Exp Hematol. 2002 Nov;30(11):1263-72. doi: 10.1016/s0301-472x(02)00933-5.
p21(WAF1/Cip/kip) and p27(Kip1) are cyclin-dependant kinase inhibitors controlling cell-cycle exit and differentiation of numerous cell types. Among hematopoietic cells, megakaryocytes express high levels of p21, while in erythroid cells, p27(Kip1) is predominant. As p21 and p27 could display overlapping functions and as megakaryocytes and erythroid cells derive from a bipotent progenitor, we developed an in vivo model to determine the specific role of p21 in controlling the proliferation/differentiation balance of erythroid and megakaryocytic progenitors.
Transgenic mice that overexpressed p21 under the control of the human GPIIb promoter in early progenitors and along megakaryocytic differentiation were generated. Different subsets of hematopoietic progenitors (BFU and CFU) and primitive cells (CAFC, LTC-IC) were analyzed by methylcellulose assay. Phenotypic evolution and clonogenic properties of the lin(-) population were analyzed along erythroid and megakaryocytic differentiation.

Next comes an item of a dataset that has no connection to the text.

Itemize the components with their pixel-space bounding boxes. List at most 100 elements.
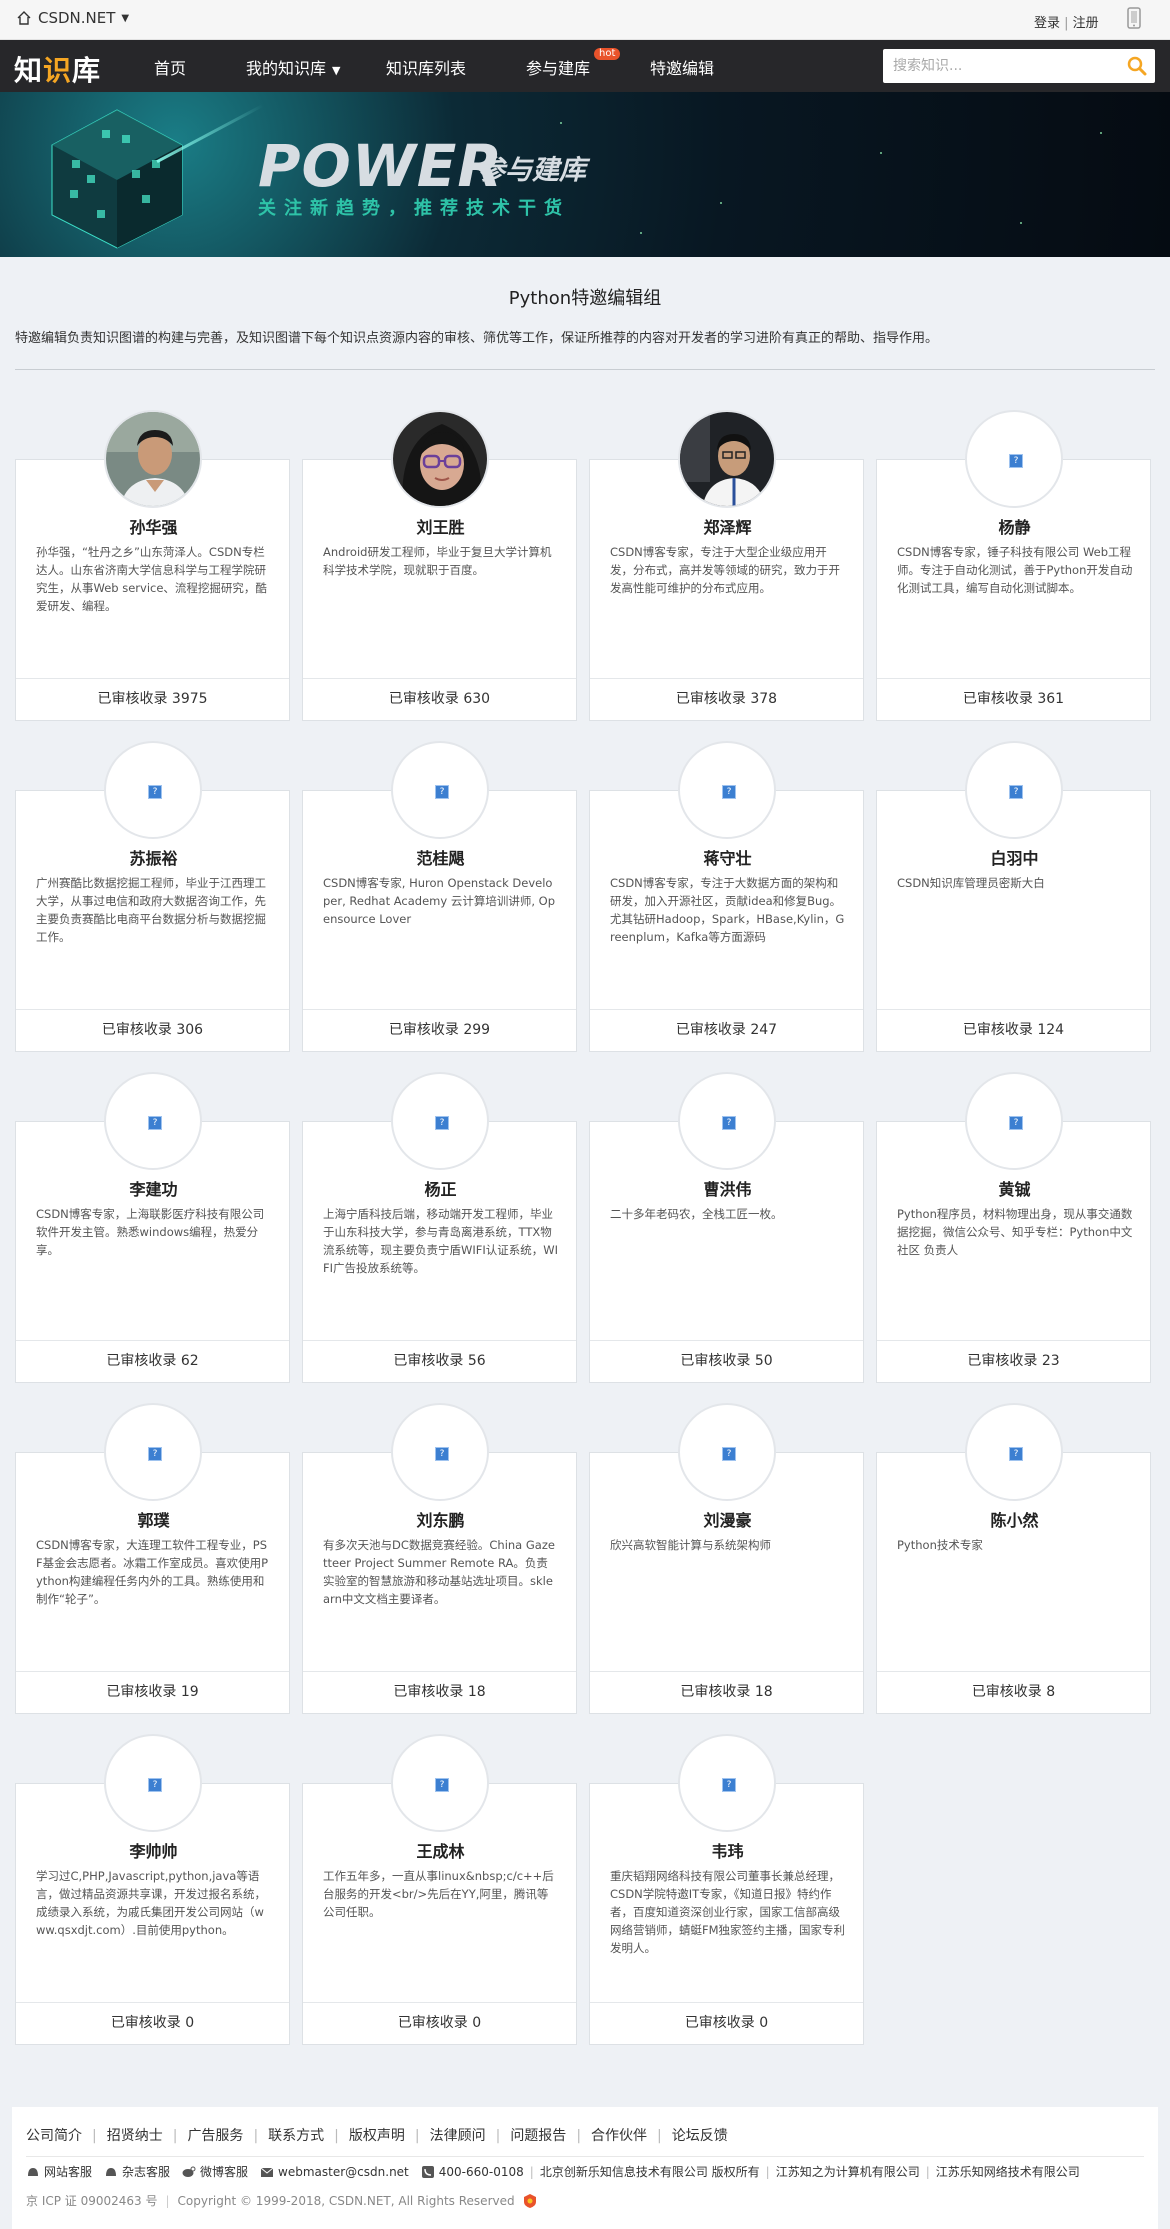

We observed p21 ectopic expression in early hematopoietic progenitors (lin(-)Sca(+)), megakaryocytes, and, to a lesser extent, erythroid cells. This expression induced an important decrease in the number of CFU-MK, BFU-E, CFU-E, primitive progenitors (CAFC day 35), and LTC-IC, but did not affect the maturation process of these cells and the blood cell count.
We show that variation of p21 expression level changes the fate of hematopoietic cells by favoring either proliferation or differentiation pathways. This effect of p21 is exerted not only at the level of primitive progenitors but also in more mature progenitors. However, in vivo, a systemic compensation mechanism is most likely activated in response to variations of the flow of progenitor production.
p21(WAF1/Cip/kip)和p27(Kip1)是细胞周期蛋白依赖性激酶抑制剂,可控制多种细胞类型的细胞周期退出和分化。在造血细胞中,巨核细胞表达高水平的p21,而在红系细胞中,p27(Kip1)占主导。由于p21和p27可能具有重叠功能,且巨核细胞和红系细胞来源于双能祖细胞,我们建立了一个体内模型来确定p21在控制红系和巨核系祖细胞增殖/分化平衡中的具体作用。
构建了在早期祖细胞及巨核细胞分化过程中,在人GPIIb启动子控制下过表达p21的转基因小鼠。通过甲基纤维素试验分析造血祖细胞(BFU和CFU)和原始细胞(CAFC、LTC-IC)的不同亚群。分析了lin(-)群体沿红系和巨核系分化的表型演变和克隆形成特性。
我们观察到p21在早期造血祖细胞(lin(-)Sca(+))、巨核细胞以及程度较轻的红系细胞中异位表达。这种表达导致CFU-MK、BFU-E、CFU-E、原始祖细胞(第35天的CAFC)和LTC-IC的数量显著减少,但不影响这些细胞的成熟过程和血细胞计数。
我们表明,p21表达水平的变化通过促进增殖或分化途径改变造血细胞的命运。p21的这种作用不仅在原始祖细胞水平发挥,在更成熟的祖细胞中也发挥作用。然而,在体内,一种系统性补偿机制很可能会因祖细胞产生流的变化而被激活。